Perspective: Better understanding of food and human microbiomes through collaborative research on Inuit fermented foods

This Perspective concerns a project commissioned by the Government of Nunavut (Canada) on the potential health value of traditional Inuit fermented meats. I joined a team that surveyed the microbes in these traditional fermented meats from communities across Nunavut. We gathered samples of fermented walrus, narwhal, seal, trout, and char. In this Perspective, we give a brief report of the findings and offer some ways in which scientific work on traditional foods can be improved. The primary message is about taking context into account when studying traditional fermented foods. Researchers must address the lack of knowledge that exists around microbial context, such as how pathobionts are kept in check, and pay special attention to how community context may contribute to the health effects of these foods.

OBEDIS Core Variables Project: European Expert Guidelines on a Minimal Core Set of Variables to Include in Randomized, Controlled Clinical Trials of Obesity Interventions

The OBEDIS project is an important collaboration in the field of obesity research, which will form the basis for personalized patient treatments in the years to come. The project set out to address a challenge: individuals with obesity respond very differently to the same treatment, but health professionals don’t know why those different responses are occurring and whether some variable (or measure) of the patient could give them guidance about which treatment would work best.

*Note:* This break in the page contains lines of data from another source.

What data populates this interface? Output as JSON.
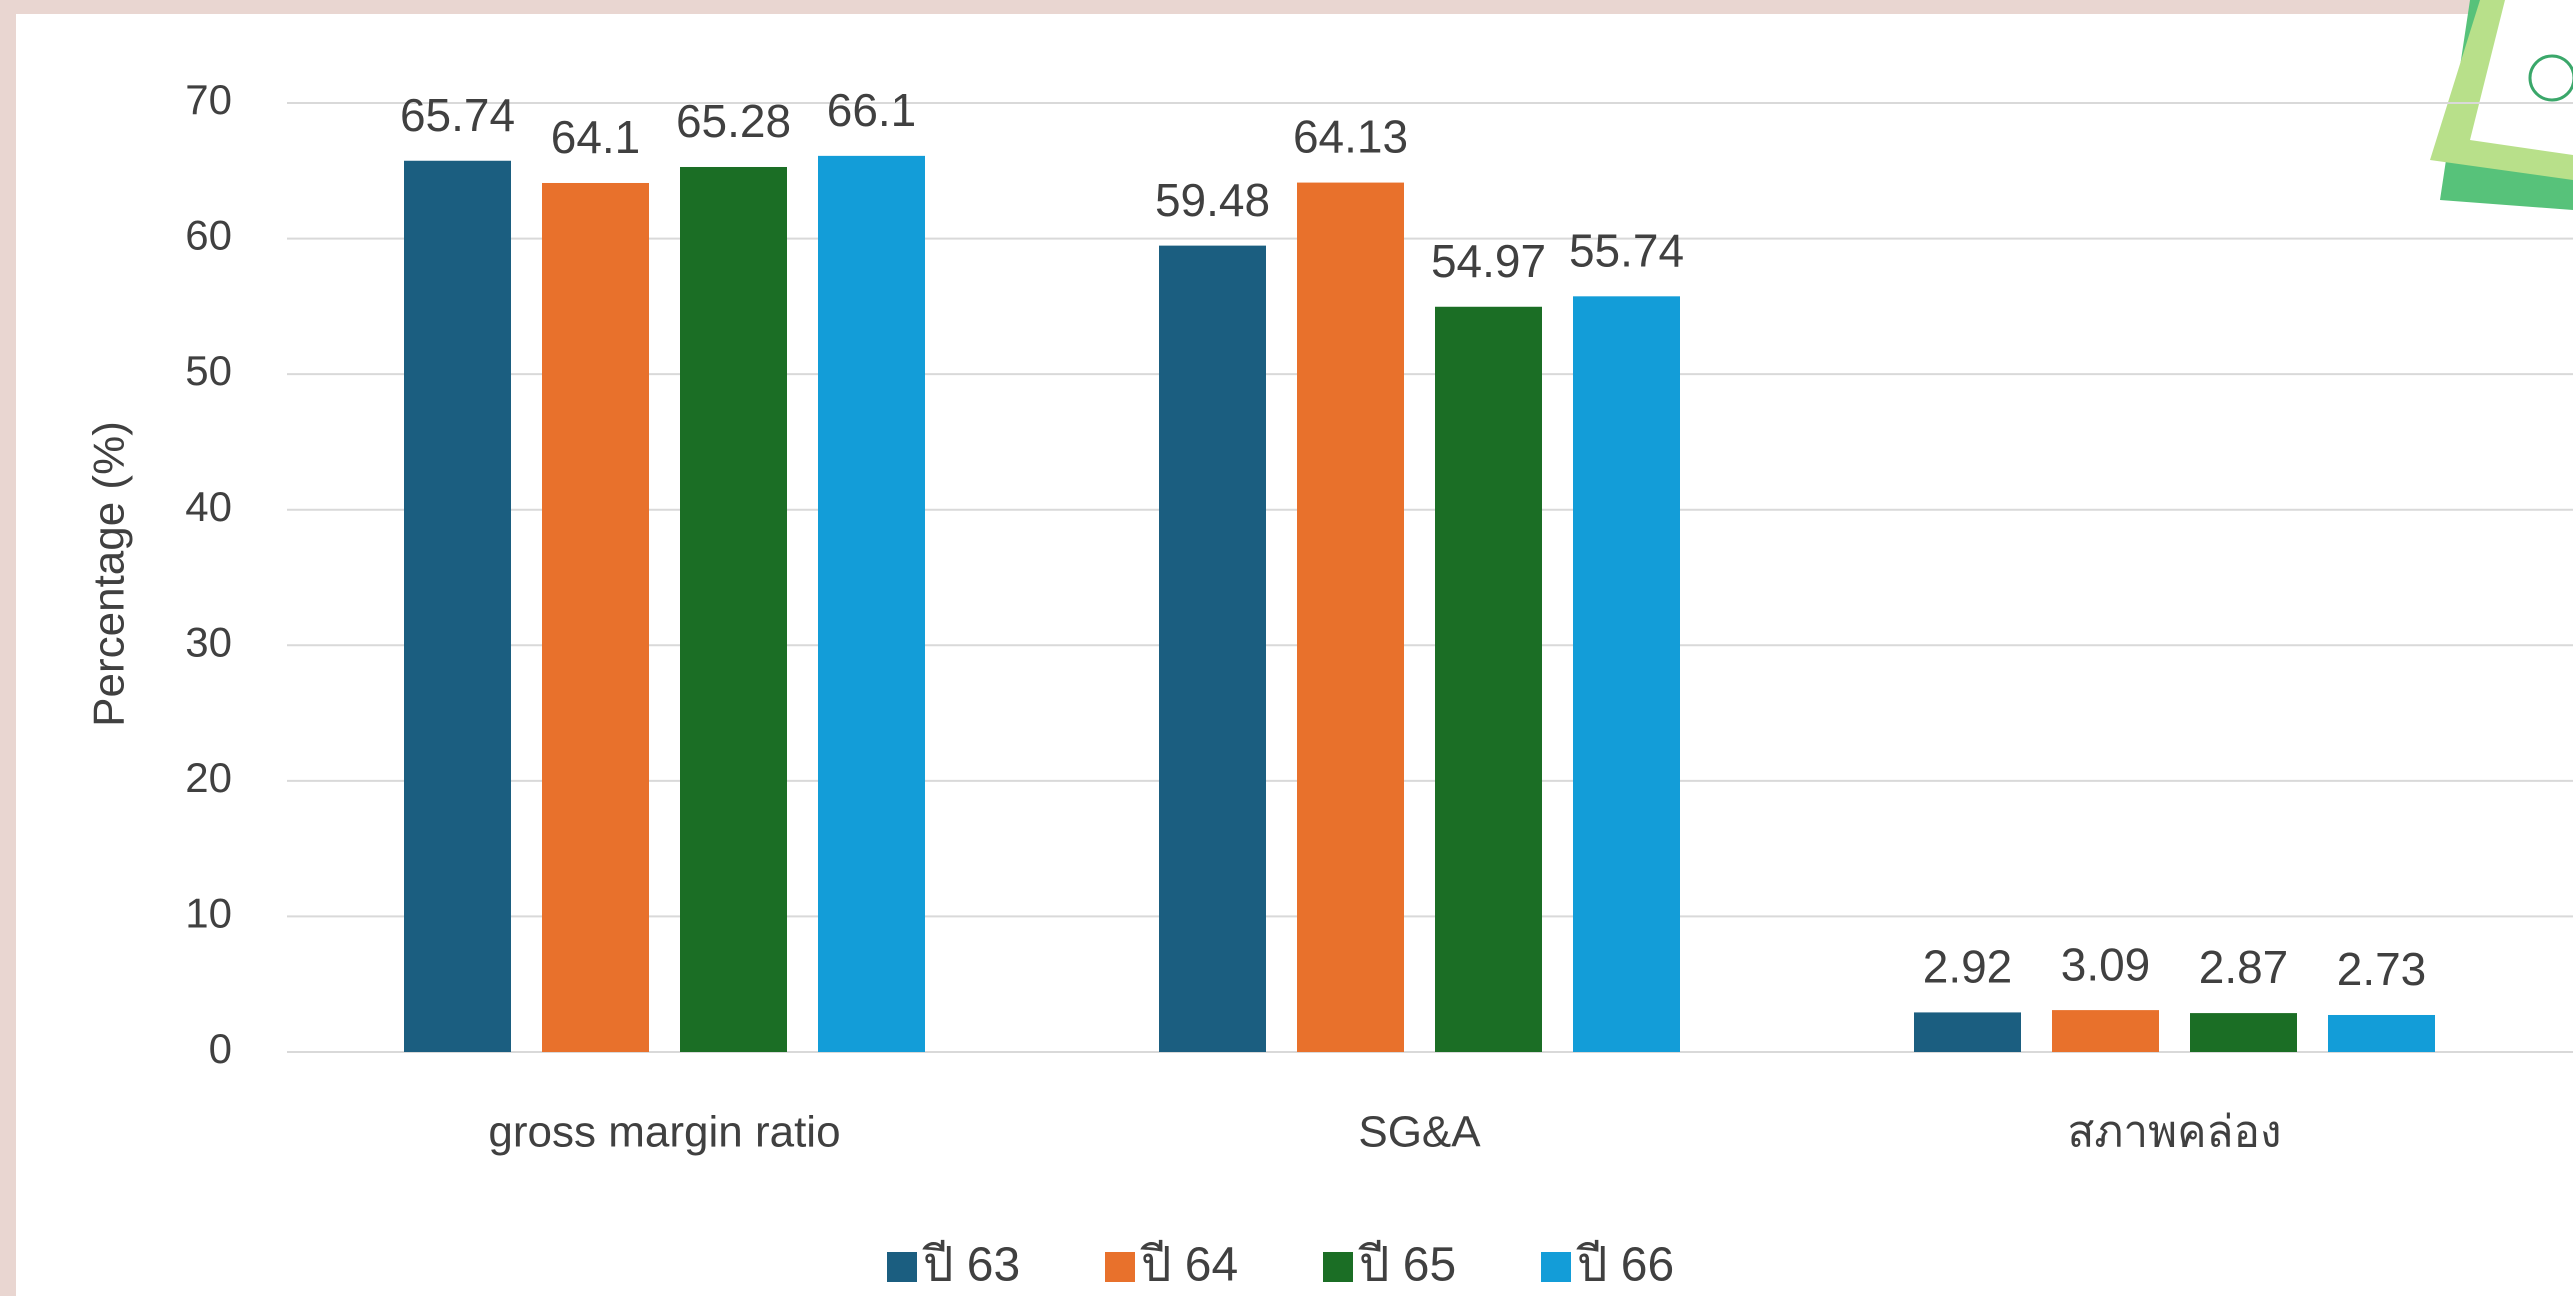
{
  "chart_data": {
    "type": "bar",
    "y_label": "Percentage (%)",
    "categories": [
      "gross margin ratio",
      "SG&A",
      "สภาพคล่อง"
    ],
    "series": [
      {
        "name": "ปี 63",
        "color": "#1b5e80",
        "values": [
          65.74,
          59.48,
          2.92
        ]
      },
      {
        "name": "ปี 64",
        "color": "#e8712c",
        "values": [
          64.1,
          64.13,
          3.09
        ]
      },
      {
        "name": "ปี 65",
        "color": "#1b6e25",
        "values": [
          65.28,
          54.97,
          2.87
        ]
      },
      {
        "name": "ปี 66",
        "color": "#139dd8",
        "values": [
          66.1,
          55.74,
          2.73
        ]
      }
    ],
    "ylim": [
      0,
      70
    ],
    "yticks": [
      0,
      10,
      20,
      30,
      40,
      50,
      60,
      70
    ],
    "grid": true,
    "legend": "bottom"
  }
}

If data from different clinical trials could be pooled together, researchers might see patterns in the patients’ responses that they hadn’t seen before, allowing doctors to give more personalized care. But the challenge is that clinical trials often include different variables, measured in different ways. Looking at the studies together is like combining apples and oranges.

To address this problem, the project organizers brought together 30 leading obesity researchers from across Europe to recommend a set of variables that should be included in all future clinical trials for obesity interventions. That way, these trials can be examined together — apples to apples — to see what they reveal about appropriate treatments for subgroups of people with obesity. In this way, the European research community will be able to build an evidence base for precision medicine in the treatment of obesity.

I was honoured to participate in this project as the medical writer who prepared the OBEDIS manuscript. The article and its supplementary material have now been published in the journal Obesity Facts.